La politique ne fait pas encore partie de sa vie. « Mes parents ne m’ont jamais donné un bouquin à lire, on ne faisait pas de sorties culturelles. » Il y a bien-sûr des discussions sur l’ex-Yougoslavie, que ses parents ont connue, et des avis ci et là sur l’actualité en Croatie, mais aucun avis politique structuré, encore moins militant. Ses parents, soucieux de son intégration, lui apprennent à se taire, à ne pas dépasser, à se faire petite. Un crève-cœur pour cette adolescente de nature joyeuse et sociable.

Une histoire d’acronymes

La première confrontation de Tamara Knezevic à la politique se résume en trois lettres: UDC. «Je me souviens de l’affiche avec le mouton noir. Ça m’avait vraiment choquée. » Après avoir terminé son gymnase, elle entame un cursus en science politique à l’Université de Lausanne (UNIL).

L’UDC est alors le seul acronyme de parti qu’elle connaît. Mais cela change vite. Elle est fascinée par ses cours et par les innombrables conférences proposées. Une conférence d’Amnesty International sur les droits des réfugiés raisonne particulièrement en elle. Quelques semaines plus tard, Tamara Knezevic lance avec deux amies la section UNIL d’Amnesty.

En 2016, Tamara Knezevic se rapproche du parti de gauche radicale solidaritéS. L’étudiante, impressionnée par la complexité des idées qui y sont débattues, laisse passer une année et demie avant d’oser prendre la parole en assemblée. « Certains de mes camarades de parti étaient mes professeurs à l’université. Je ne me sentais pas légitime. »

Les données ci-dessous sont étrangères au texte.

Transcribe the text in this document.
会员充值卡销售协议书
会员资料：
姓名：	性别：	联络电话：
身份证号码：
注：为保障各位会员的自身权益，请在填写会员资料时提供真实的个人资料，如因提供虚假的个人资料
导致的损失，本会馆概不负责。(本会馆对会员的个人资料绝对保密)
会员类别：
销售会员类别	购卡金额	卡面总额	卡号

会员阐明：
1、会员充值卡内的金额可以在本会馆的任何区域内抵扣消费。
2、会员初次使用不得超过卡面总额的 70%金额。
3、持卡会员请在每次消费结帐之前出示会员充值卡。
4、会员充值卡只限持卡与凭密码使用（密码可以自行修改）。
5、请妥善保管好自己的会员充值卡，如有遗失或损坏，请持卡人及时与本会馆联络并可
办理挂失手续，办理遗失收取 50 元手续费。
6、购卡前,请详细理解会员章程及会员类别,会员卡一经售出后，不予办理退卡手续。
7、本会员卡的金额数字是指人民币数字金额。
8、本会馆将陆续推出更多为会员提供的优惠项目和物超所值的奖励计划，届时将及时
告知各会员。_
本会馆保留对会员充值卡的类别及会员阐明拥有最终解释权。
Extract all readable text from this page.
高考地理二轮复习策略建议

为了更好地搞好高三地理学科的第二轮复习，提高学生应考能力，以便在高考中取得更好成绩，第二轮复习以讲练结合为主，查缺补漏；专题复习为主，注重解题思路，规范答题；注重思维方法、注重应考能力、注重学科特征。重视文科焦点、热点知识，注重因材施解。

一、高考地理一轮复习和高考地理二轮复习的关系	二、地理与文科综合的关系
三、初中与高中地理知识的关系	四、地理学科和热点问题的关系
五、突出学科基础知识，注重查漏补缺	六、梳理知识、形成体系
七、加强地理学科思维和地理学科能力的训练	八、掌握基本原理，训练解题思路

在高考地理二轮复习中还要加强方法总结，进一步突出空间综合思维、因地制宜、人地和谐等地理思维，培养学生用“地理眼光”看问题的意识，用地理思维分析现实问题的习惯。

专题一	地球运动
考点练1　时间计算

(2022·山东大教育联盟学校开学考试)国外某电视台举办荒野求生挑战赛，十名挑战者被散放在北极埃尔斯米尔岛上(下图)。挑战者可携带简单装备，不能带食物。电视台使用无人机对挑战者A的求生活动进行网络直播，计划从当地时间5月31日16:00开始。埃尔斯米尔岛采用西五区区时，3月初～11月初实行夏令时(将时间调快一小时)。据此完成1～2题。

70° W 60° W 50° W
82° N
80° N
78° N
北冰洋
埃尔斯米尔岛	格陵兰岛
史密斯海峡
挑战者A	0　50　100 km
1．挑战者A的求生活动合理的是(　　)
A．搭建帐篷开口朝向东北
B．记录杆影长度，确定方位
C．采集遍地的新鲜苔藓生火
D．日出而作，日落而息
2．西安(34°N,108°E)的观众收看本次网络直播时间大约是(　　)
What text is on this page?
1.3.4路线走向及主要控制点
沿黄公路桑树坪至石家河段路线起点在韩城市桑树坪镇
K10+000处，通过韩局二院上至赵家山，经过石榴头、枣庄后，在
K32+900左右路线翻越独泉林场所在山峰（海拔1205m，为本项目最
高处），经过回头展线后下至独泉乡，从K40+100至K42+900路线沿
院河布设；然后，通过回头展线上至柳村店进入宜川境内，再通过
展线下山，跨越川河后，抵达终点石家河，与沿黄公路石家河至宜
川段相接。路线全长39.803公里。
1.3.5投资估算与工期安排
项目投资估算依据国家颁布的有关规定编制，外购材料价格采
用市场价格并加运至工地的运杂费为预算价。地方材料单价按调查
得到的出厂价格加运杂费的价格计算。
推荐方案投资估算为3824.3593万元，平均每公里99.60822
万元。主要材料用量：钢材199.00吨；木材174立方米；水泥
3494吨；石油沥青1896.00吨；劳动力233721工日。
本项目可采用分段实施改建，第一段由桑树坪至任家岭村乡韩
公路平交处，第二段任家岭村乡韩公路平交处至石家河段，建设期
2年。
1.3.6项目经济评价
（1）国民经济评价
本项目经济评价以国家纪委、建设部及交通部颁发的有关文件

La grève féministe, qu’elle rejoint dès ses débuts en 2018, change la donne. La jeune militante prend de plus en plus de responsabilités et engrange la confiance qui va avec. « J’ai gagné ma légitimité par le terrain. » Plus encore, Tamara Knezevic retrouve sa jovialité qu’elle s’était efforcée de brider pour s’intégrer en Suisse. « La grève féministe, c’était libérateur. Quand on est ensemble dans la rue, avec la force du collectif, c’est hyper fort. »

« Les petites réformes, je n’y crois pas »

Seule membre de sa famille à avoir fait l’université, elle poursuit son cursus à Genève avec un master en management public. Elle entre alors dans le monde syndical avec un stage chez Unia en février 2020. Tamara Knezevic n’est cette fois plus la jeune étudiante qui angoisse à l’idée de s’exprimer. Elle n’hésite pas à prendre sa place dans un milieu où la lutte syndicale est encore beaucoup considérée comme une affaire d’hommes. « On doit se battre pour que les questions féministes soient traitées comme des questions syndicales. » Tamara Knezevic voit son engagement en tant que secrétaire syndicale en septembre 2020 comme un signe que les choses évoluent dans le bon sens.

D’étudiante, elle devient alors syndicaliste à part entière. Elle a conscientisé son parcours. Elle est issue de la classe ouvrière, et elle va se battre pour elle, dans la plus pure tradition marxiste. La jeune syndicaliste n’hésite pas à remettre en question la stratégie de l’Union syndicale suisse. « Ça me rend triste que les syndicats doivent passer par les instruments institutionnels. Je préfère qu’on gagne par en bas. »

Gagner par en bas. Faire grève. Et si possible, la révolution. « Si on n’y croit pas, à quoi bon ? Les petites réformes, je n’y crois pas, même si je ne suis pas contre les votations. » A ceux qui diraient que cela n’arrivera jamais, Tamara Knezevic répond que la grève féministe est née de quatre femmes, avant de devenir un mouvement qui en a mobilisé des centaines de milliers.